There was this one instance where I really liked this guy, and I feel he really liked me too, I met him at a school volunteering event and the whole entire 5 hours we were there we talked about EVERYTHING. Im normally very anxious taking to people but with him, I just felt comfortable and safe, which was very rare and strange for me. The whole time we talked about our families, our hobbies, our dreams, literally everything. We were flirting the entire time, he asked me if I had a boyfriend, and I thought things were going really well and I thought he would ask for my number…well, at the end of the volunteer shift, he had asked me what my dream was, to which I opened up about. (which is usually something extremely difficult for me to do) Despite this topic being out of my comfort zone, I answered it, and when I fumbled over my words he laughed at me, and teased me (in a flirty way). Even though I knew he meant it to be harmless and thought he was flirting, I got annoyed and low key mad at him, because I had just poured my heart out to him and all he did was laugh. I was embarrassed and felt ashamed and humiliated.

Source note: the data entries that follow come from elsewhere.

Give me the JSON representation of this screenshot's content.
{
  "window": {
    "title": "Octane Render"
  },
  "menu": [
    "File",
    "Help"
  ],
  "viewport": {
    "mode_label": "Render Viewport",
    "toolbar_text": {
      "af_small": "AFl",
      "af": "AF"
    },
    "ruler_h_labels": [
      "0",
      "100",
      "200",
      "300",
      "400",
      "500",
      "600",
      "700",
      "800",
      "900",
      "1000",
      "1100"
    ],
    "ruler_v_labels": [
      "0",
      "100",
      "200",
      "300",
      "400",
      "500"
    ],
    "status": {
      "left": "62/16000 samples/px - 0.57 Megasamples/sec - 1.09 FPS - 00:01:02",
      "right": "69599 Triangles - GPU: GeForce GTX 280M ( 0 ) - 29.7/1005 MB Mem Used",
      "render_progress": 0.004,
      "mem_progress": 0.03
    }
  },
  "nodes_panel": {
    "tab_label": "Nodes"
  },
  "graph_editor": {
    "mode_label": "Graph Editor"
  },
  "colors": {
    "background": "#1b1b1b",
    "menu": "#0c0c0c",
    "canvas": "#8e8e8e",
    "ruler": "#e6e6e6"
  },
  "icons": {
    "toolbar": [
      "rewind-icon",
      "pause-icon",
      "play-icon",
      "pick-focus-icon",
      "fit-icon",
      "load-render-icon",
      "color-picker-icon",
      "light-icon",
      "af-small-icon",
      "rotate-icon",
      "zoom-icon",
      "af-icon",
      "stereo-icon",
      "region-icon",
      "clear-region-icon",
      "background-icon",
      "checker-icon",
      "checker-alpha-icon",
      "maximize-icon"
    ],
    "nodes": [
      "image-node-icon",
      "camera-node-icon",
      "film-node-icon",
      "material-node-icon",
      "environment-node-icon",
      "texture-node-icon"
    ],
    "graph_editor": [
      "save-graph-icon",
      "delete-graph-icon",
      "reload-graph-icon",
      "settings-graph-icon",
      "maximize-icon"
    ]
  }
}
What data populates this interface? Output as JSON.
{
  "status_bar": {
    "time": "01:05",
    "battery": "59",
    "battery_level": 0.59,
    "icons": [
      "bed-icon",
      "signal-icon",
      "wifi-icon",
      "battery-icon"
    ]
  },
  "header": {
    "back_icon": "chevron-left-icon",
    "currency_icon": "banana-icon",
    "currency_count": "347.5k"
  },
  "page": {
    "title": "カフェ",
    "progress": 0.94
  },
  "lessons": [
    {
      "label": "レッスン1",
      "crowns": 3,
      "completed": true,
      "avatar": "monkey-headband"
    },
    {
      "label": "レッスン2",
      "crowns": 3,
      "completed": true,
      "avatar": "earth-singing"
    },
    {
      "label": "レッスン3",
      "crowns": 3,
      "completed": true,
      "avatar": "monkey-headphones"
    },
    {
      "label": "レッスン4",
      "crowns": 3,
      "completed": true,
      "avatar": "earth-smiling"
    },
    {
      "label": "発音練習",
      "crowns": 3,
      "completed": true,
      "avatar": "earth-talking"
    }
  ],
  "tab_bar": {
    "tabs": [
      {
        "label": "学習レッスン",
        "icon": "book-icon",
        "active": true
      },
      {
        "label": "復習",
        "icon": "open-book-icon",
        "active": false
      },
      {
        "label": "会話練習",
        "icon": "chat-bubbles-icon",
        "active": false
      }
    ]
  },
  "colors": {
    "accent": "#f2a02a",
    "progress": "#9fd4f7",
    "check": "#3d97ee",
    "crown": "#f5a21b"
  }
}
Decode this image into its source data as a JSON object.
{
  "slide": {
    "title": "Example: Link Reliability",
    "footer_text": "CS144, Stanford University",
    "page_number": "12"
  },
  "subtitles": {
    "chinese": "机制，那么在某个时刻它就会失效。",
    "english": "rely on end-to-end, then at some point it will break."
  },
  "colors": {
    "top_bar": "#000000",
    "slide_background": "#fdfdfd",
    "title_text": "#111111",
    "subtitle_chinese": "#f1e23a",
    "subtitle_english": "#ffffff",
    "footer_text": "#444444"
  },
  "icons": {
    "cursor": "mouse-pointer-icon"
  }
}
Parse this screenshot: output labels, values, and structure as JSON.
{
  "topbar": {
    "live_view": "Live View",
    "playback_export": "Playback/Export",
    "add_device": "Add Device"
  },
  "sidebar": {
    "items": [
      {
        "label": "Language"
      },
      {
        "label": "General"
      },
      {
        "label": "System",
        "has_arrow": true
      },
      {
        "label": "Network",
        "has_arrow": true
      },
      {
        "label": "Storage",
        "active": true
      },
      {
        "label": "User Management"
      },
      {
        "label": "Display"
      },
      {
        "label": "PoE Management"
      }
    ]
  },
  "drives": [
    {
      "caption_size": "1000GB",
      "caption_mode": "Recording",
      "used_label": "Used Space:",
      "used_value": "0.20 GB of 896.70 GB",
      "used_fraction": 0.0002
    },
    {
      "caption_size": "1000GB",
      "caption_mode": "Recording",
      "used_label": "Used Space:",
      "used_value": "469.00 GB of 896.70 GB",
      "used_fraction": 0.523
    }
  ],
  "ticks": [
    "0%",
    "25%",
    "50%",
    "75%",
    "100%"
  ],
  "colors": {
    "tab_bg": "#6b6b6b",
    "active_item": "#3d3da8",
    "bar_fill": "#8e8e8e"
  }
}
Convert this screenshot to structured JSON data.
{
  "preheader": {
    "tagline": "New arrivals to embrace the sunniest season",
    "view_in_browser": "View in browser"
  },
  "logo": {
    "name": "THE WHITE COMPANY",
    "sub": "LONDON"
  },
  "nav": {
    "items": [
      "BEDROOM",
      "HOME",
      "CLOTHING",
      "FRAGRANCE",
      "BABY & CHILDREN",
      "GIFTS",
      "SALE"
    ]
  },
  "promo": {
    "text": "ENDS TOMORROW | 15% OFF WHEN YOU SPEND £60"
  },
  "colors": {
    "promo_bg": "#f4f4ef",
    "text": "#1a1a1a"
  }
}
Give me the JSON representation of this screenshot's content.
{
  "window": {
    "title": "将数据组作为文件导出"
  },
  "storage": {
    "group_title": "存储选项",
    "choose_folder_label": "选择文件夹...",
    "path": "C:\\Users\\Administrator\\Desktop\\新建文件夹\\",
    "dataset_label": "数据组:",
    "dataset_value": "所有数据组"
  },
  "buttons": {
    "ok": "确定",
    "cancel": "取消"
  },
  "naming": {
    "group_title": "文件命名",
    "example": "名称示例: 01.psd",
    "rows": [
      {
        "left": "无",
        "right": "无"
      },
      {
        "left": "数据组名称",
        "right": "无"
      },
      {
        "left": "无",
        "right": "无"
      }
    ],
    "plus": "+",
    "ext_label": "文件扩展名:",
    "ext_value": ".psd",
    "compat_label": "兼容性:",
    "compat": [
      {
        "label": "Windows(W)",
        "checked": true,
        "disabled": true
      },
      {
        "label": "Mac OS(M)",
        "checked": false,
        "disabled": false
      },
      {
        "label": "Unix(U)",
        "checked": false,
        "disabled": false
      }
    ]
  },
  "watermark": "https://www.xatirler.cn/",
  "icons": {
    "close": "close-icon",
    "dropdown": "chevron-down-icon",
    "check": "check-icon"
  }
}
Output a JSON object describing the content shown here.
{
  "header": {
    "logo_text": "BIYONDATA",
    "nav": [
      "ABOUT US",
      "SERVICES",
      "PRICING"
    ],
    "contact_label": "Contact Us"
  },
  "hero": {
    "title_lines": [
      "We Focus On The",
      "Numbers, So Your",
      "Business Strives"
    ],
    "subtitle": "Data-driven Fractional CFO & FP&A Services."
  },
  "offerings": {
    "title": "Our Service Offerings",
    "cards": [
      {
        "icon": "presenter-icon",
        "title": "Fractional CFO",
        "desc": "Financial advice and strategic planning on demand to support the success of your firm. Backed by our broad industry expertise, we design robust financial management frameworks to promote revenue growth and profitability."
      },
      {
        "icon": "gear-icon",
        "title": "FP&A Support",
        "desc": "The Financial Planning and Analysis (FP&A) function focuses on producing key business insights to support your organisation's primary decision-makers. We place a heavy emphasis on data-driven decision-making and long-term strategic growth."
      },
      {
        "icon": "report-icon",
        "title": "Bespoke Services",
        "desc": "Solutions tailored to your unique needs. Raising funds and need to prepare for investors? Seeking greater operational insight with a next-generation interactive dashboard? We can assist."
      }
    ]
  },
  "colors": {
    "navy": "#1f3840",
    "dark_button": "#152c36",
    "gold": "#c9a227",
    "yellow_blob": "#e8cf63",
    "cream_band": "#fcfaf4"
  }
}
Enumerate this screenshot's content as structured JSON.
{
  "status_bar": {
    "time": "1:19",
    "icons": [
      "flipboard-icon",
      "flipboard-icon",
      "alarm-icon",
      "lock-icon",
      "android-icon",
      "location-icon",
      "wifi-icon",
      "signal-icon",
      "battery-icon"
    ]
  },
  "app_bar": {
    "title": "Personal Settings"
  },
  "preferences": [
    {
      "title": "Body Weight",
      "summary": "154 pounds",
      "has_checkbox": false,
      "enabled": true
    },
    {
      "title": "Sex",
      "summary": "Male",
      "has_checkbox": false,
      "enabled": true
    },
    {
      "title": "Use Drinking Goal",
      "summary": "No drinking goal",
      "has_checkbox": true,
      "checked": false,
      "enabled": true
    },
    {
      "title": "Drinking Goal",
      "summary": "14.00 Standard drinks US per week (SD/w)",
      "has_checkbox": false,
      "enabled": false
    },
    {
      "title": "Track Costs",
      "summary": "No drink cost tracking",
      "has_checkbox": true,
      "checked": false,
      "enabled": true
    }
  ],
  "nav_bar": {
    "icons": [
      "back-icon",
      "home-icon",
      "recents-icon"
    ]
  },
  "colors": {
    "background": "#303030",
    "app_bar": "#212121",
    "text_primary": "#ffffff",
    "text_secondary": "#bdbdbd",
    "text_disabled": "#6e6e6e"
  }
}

Anyways, after that we continued talking but I guess he felt that I wasn’t as interested in talking (which I wasn’t) and even asked me “are you mad.” So anyways the shift ended and we left and said bye. Well then whenever I saw him at school he would ALWAYS say hi to me in the halls, and smile, even when I wasn’t even looking at him or didn’t see him. He is a “popular” guy who talks to everyone and I am a person who keeps to myself, and don’t have any friends currently (I’m going through a very hard time). Because of our differences socially, I ended up convincing myself that I wasn’t good enough for him and couldn’t understand why he liked me, and the next time he said hi to me I ignored him. Well now whenever I see him he ignores me and avoids eye contact, which is understandable I guess but it really hurts and I miss him.

I ended up regretting this A LOT later because I developed very intense feelings for him, as I said, he was the first and only guy that I’ve ever felt comfortable and safe with, and we had so much in common, and he was such a gentleman as well. I don’t know what to do, I worry that he’s moved on when I’m still not over him, and it’s been 6 months since our “falling out” happened. I know this may sound stupid because we only talked that one time but we both got to know each other so well that day. I’m feeling very alone right now in general, and I feel that he would be a good person to get back into my life because I know he’s a really good person and I like him. Currently I think that he assumes I don’t like him and I’m a bitch which couldn’t be further from the truth.

I guess I’m just asking where to go from here.